Avec le voyage des sens, la conception du voyage passe d’un mode quantitatif à qualitatif : ce n’est pas la longueur du périple ou la quantité de kilomètres parcourus qui compte alors, mais sa nature même. Ici, la perte de la vue nous mène hors de nos habitudes et des sentiers battus. Elle facilite aussi l’éveil des autres sens, qui en viennent parfois à s’atrophier faute de stimuli.
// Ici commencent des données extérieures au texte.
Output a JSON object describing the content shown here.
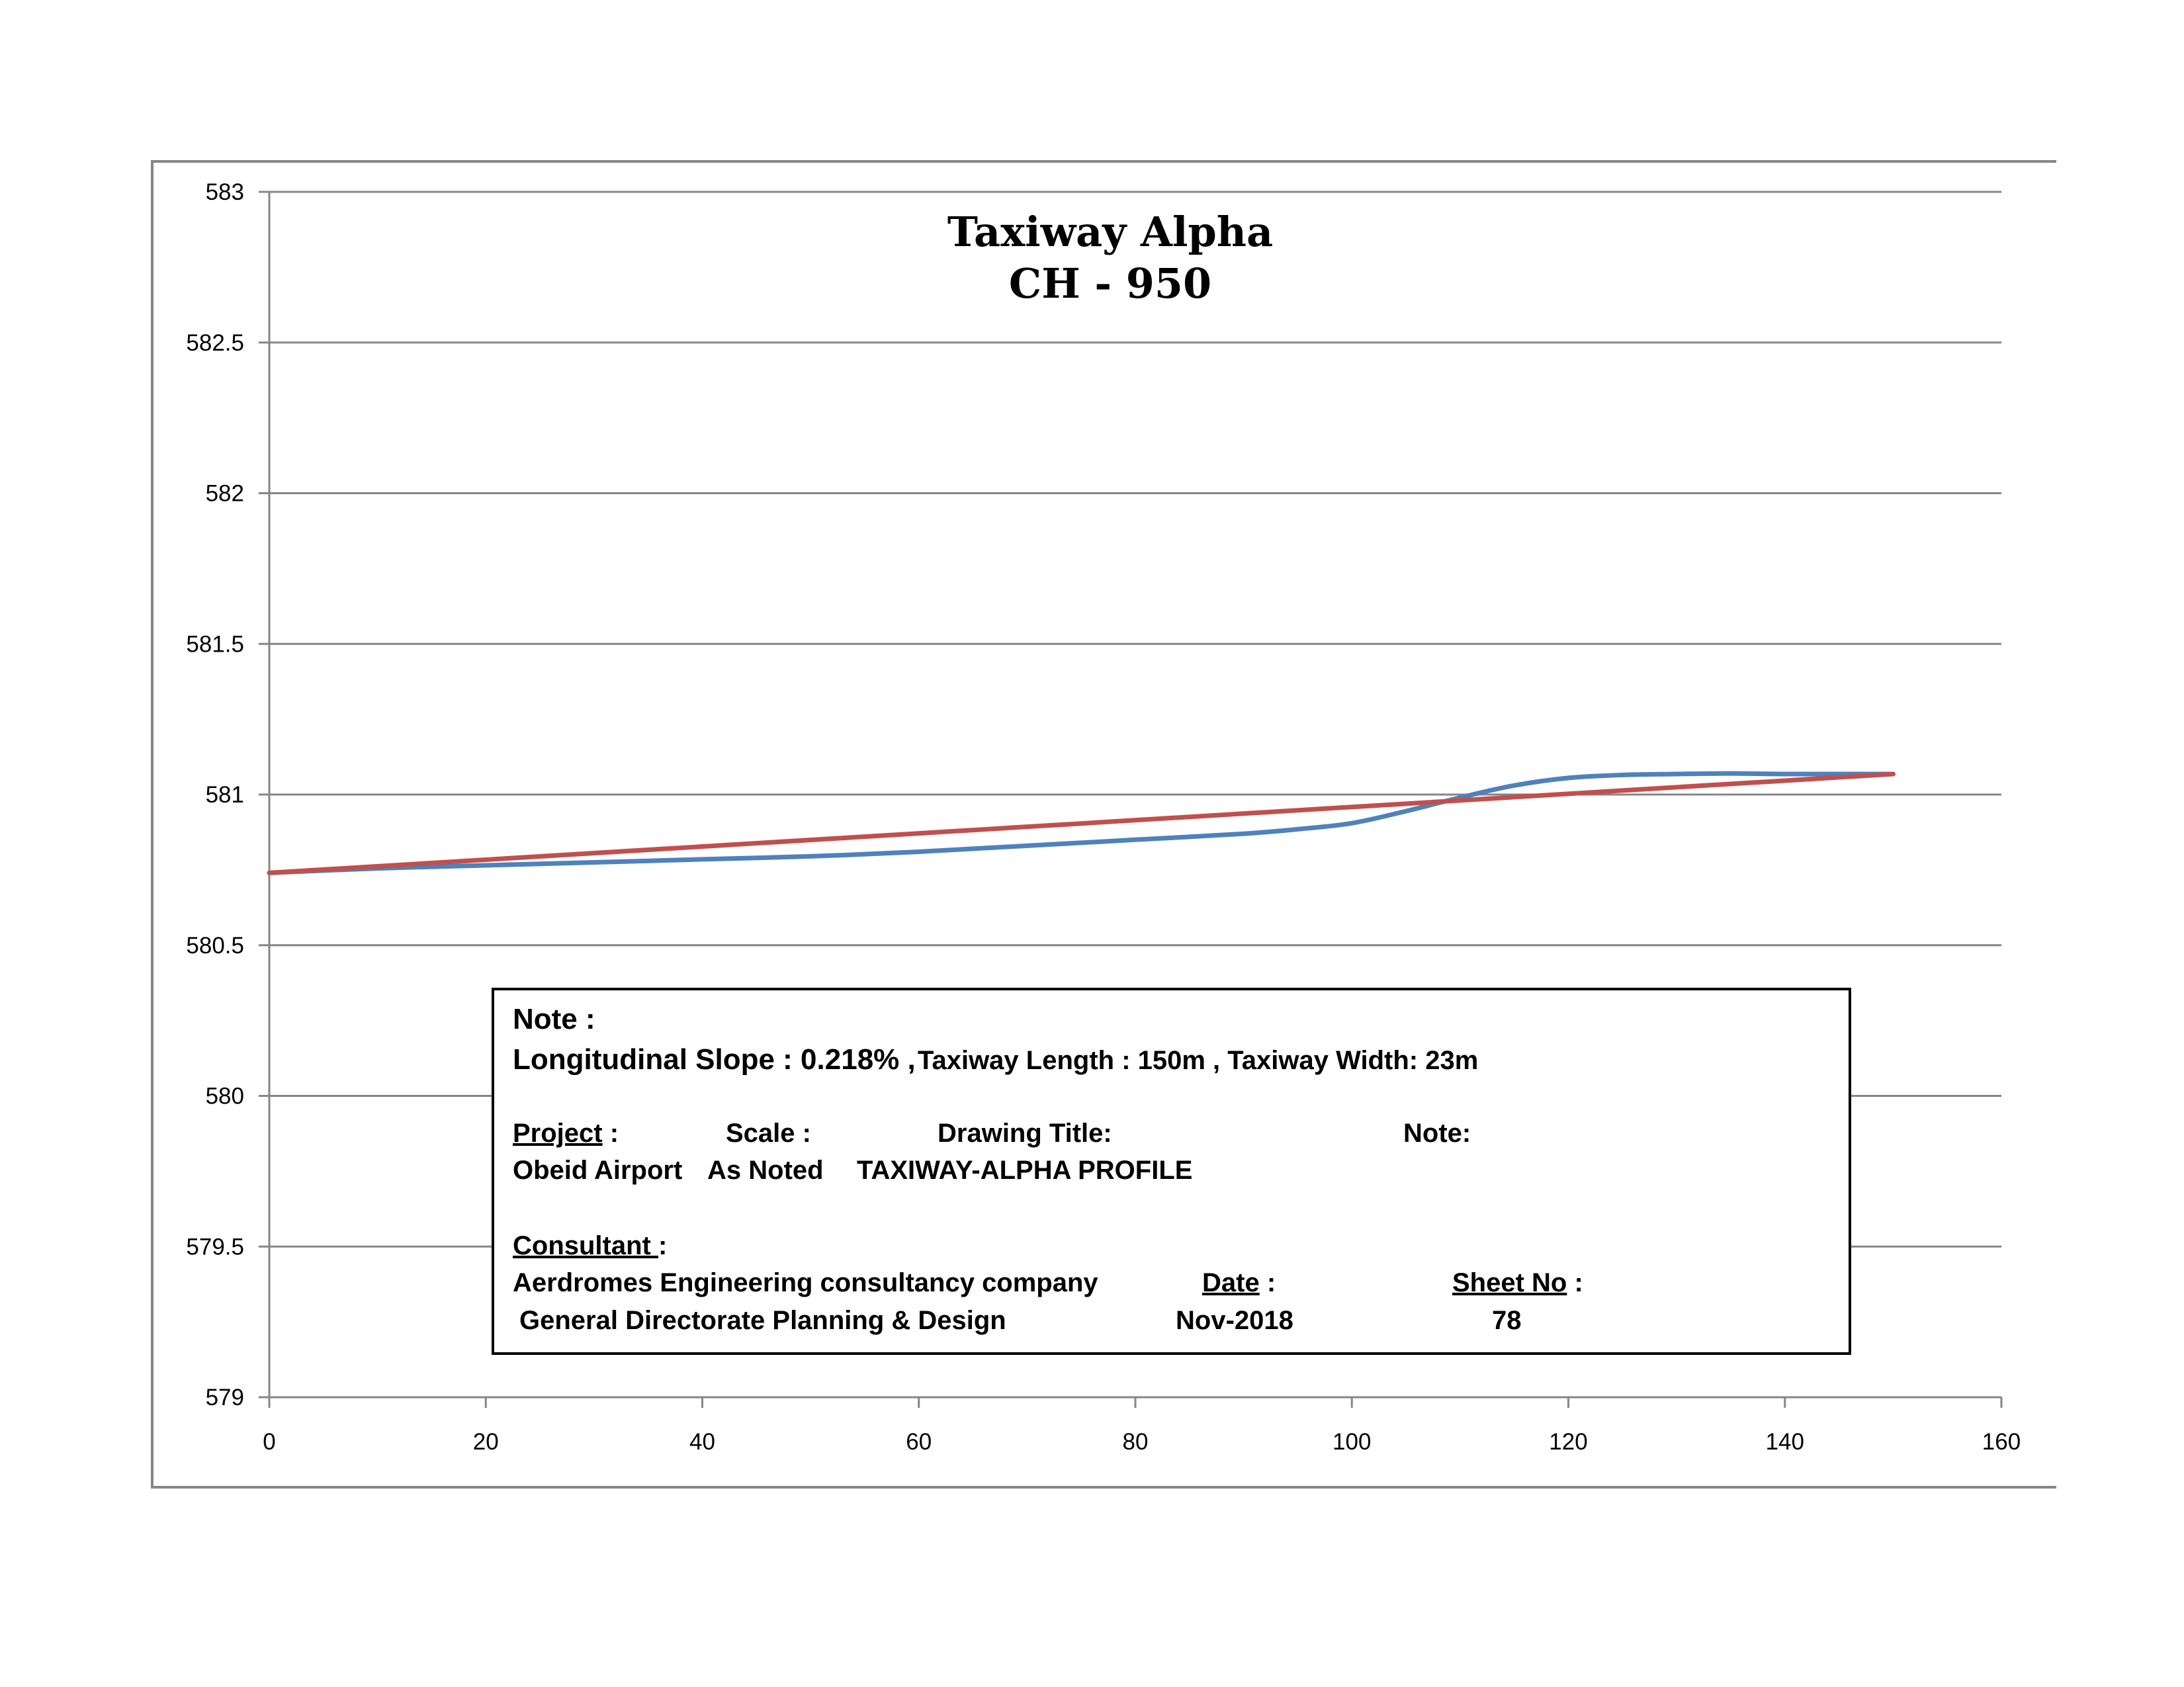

« What you don’t use you lose » répétait un de mes professeurs de yoga. On pourrait traduire le dicton par « ce que tu n’utilises pas tu le perds ». Or, le voyage des sens active certaines facultés jusqu’alors restées passives. Il induit un double parcours puisqu’il est à la fois cheminement à travers notre propre corps – au cœur des sens et de nos perceptions – et exploration attentive du dehors. En ce sens, il nous permet d’approfondir la relation qui unit dehors et dedans, intériorité et espace. Il exacerbe sur tout notre conscience de celle-ci; conscience d'un lien occulté par le rapport marchand ou utilitaire que nous entretenons avec nos milieux.

Sur un plan créatif, il semble que'il  puisse aussi être source d’inspiration. Qu’est-ce qu’une œuvre d’art sinon une tentative de partager une expérience sensible, une volonté de la cristalliser? En décuplant la dimension sensorielles des espace-temps traversés – et notre propre conscience de celle-ci – le voyage des sens pourrait être à l’origine de créations plus riches, denses et sensibles qui éveilleront à leur tour la sensualité du spectateur. Qui sait, peut-être que de telles créations pourront même contribuer à former chez ceux-ci une forme de conscience sensorielle, une « écologie des sens »[4] opérant une transformation de notre conscience collective en regard de l’environnement.

Quoi il en soit, le voyage des sens est assurément une manière de découvrir, de changer de regard et de partir à l’aventure, ne serait-ce que le temps d’une simple promenade.

 




[1] Proust, Marcel. À la recherche du temps perdu, Paris : Gallimard, 1989, p. 762.

[2] De Certeau, Michel. L’invention du quotidien, Paris : Gallimard, 1990, p. 142.

[3] Ibid., p. 166.

[4] Abram, David. Comment la terre s’est tue : Pour une écologie des sens, Paris : Éditions La Découverte, 2013, 348 p.